Des organisations de défense des droits humains demandent la nomination d’un Protecteur ou d’une Protectrice des Citoyens en remplacement de Renan Hédouville, dénonçant une gestion controversée de l’OPC…

Renan Hédouville, Protecteur du Citoyen

PORT-AU-PRINCE, mercredi 30 octobre 2024– Plusieurs organisations féministes et de droits humains, dont le Centre de Recherche et de Formation Économique et Sociale pour le Développement (CRESFED), la Plateforme des Organisations Haïtiennes de Droits Humains (POHDH) et Solidarité Fanm Ayisyèn (SOFA), ont adressé une correspondance à Lesly Voltaire, coordonnateur du Conseil Présidentiel de Transition (CPT), pour solliciter la nomination d’un Protecteur ou d’une Protectrice intérimaire des Citoyens. Cette demande, motivée par la fin du mandat de Me Renan Hédouville à la tête de l’Office de la Protection du Citoyen (OPC), met en avant des préoccupations graves quant à la gestion de cette institution.

Les signataires soulignent que la gestion de l’OPC sous l’autorité de Renan Hédouville a été marquée par des pratiques de népotisme et de favoritisme dans le recrutement et la promotion du personnel. Ils précisent que des membres de la famille et des proches de Hédouville ont obtenu des postes stratégiques sans appel public à candidature, ce qui, selon eux, constitue une violation du décret du 17 mai 2005 sur la fonction publique. Parmi les cas spécifiques cités, Yolande Mayard Joseph occupe le poste de directrice générale de l’OPC, tandis que ses proches, Mimose Mayard et Olson Mayard, occupent respectivement des fonctions de coordonnatrice de protection sociale et de chef de services et de documentation. Ils indiquent également que Yolande Mayard Joseph réside au Canada depuis octobre 2023 tout en continuant de bénéficier des privilèges liés à son poste, et qu’Olson Mayard a été promu au détriment de cadres qualifiés.

En outre, la correspondance met en lumière un manque d’accès aux opportunités de formation à l’extérieur pour les employés de l’OPC. Les organisations affirment que seuls les proches de Hédouville ont participé aux missions internationales, et que des chèques de perdiem et des fonds destinés aux déplacements non effectués n’ont pas été restitués au trésor public.

Un autre point critique porte sur la gestion de projets en partenariat avec des organisations internationales, comme celui entre l’OPC et Avocats Sans Frontières Canada (ASFC) dans le cadre du projet Accès à la Justice et Lutte contre l’Impunité en Haïti (AJULIH). Ce partenariat a été rompu en raison d’une mauvaise gestion et de détournement de fonds, avec ASFC exigeant un remboursement de plus de deux millions de gourdes et de 139 dollars américains pour des dépenses non justifiées. Cette rupture a conduit à la cessation des contrats de dix agents de terrain. Les signataires ajoutent que des prélèvements effectués sur les salaires des employés liés à ce projet n’ont pas été versés à la Direction Générale des Impôts (DGI).

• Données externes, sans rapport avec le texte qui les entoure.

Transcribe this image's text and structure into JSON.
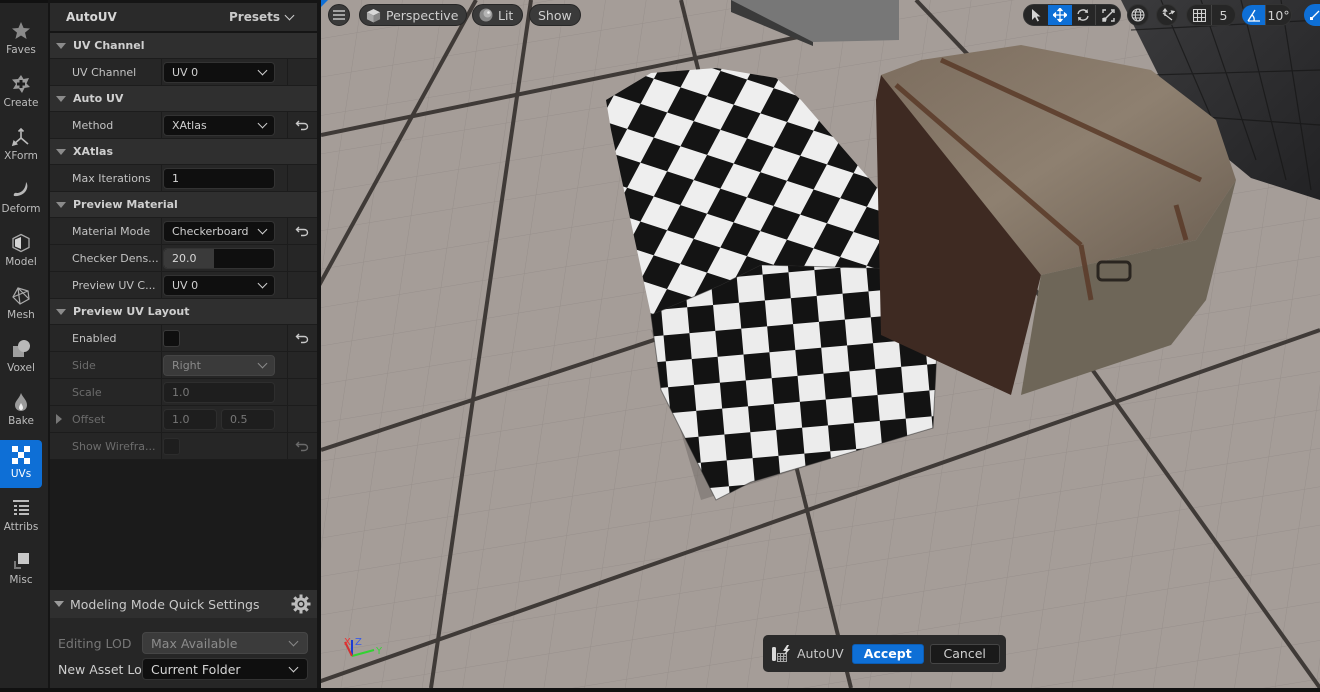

Les organisations dénoncent également le non-respect de l’obligation légale de publier des rapports annuels sur les activités de l’OPC et sur la situation des droits humains en Haïti. Depuis 2018, aucun rapport n’a été rendu public, une situation qui a affecté la crédibilité de l’institution. Cette absence de transparence a contribué à la non-renouvellement de l’accréditation de l’OPC par le Sous-Comité d’Accréditation de la Global Alliance of National Human Rights Institutions (GANHRI), qui a reporté l’évaluation à 2026 en raison de manquements aux standards internationaux de protection et promotion des droits humains.

Les signataires rappellent que, bien qu’il s’agisse d’une institution indépendante, l’OPC a soutenu en 2021 le projet de réforme constitutionnelle de l’ancien président Jovenel Moïse, affilié au Parti Haïtien Tèt Kale (PHTK). Ce projet, largement contesté par la population haïtienne, a suscité des critiques et affaibli l’image de l’OPC en tant qu’organe impartial. Plus récemment, le 18 septembre 2024, Hédouville a été nommé membre de la Commission Vérité, Justice et Réparation, aux côtés de membres influents du PHTK, alimentant davantage les suspicions de collusion avec le régime.

Les organisations féministes et de droits humains signataires de la correspondance estiment que “les multiples manquements de l’OPC à sa mission de défense des droits citoyens imposent le remplacement immédiat de Renan Hédouville à la fin de son mandat, avec la nomination d’une personnalité compétente et intègre. Elles demandent également qu’une enquête soit menée pour écarter les suspicions de corruption pesant sur la gestion de l’institution.”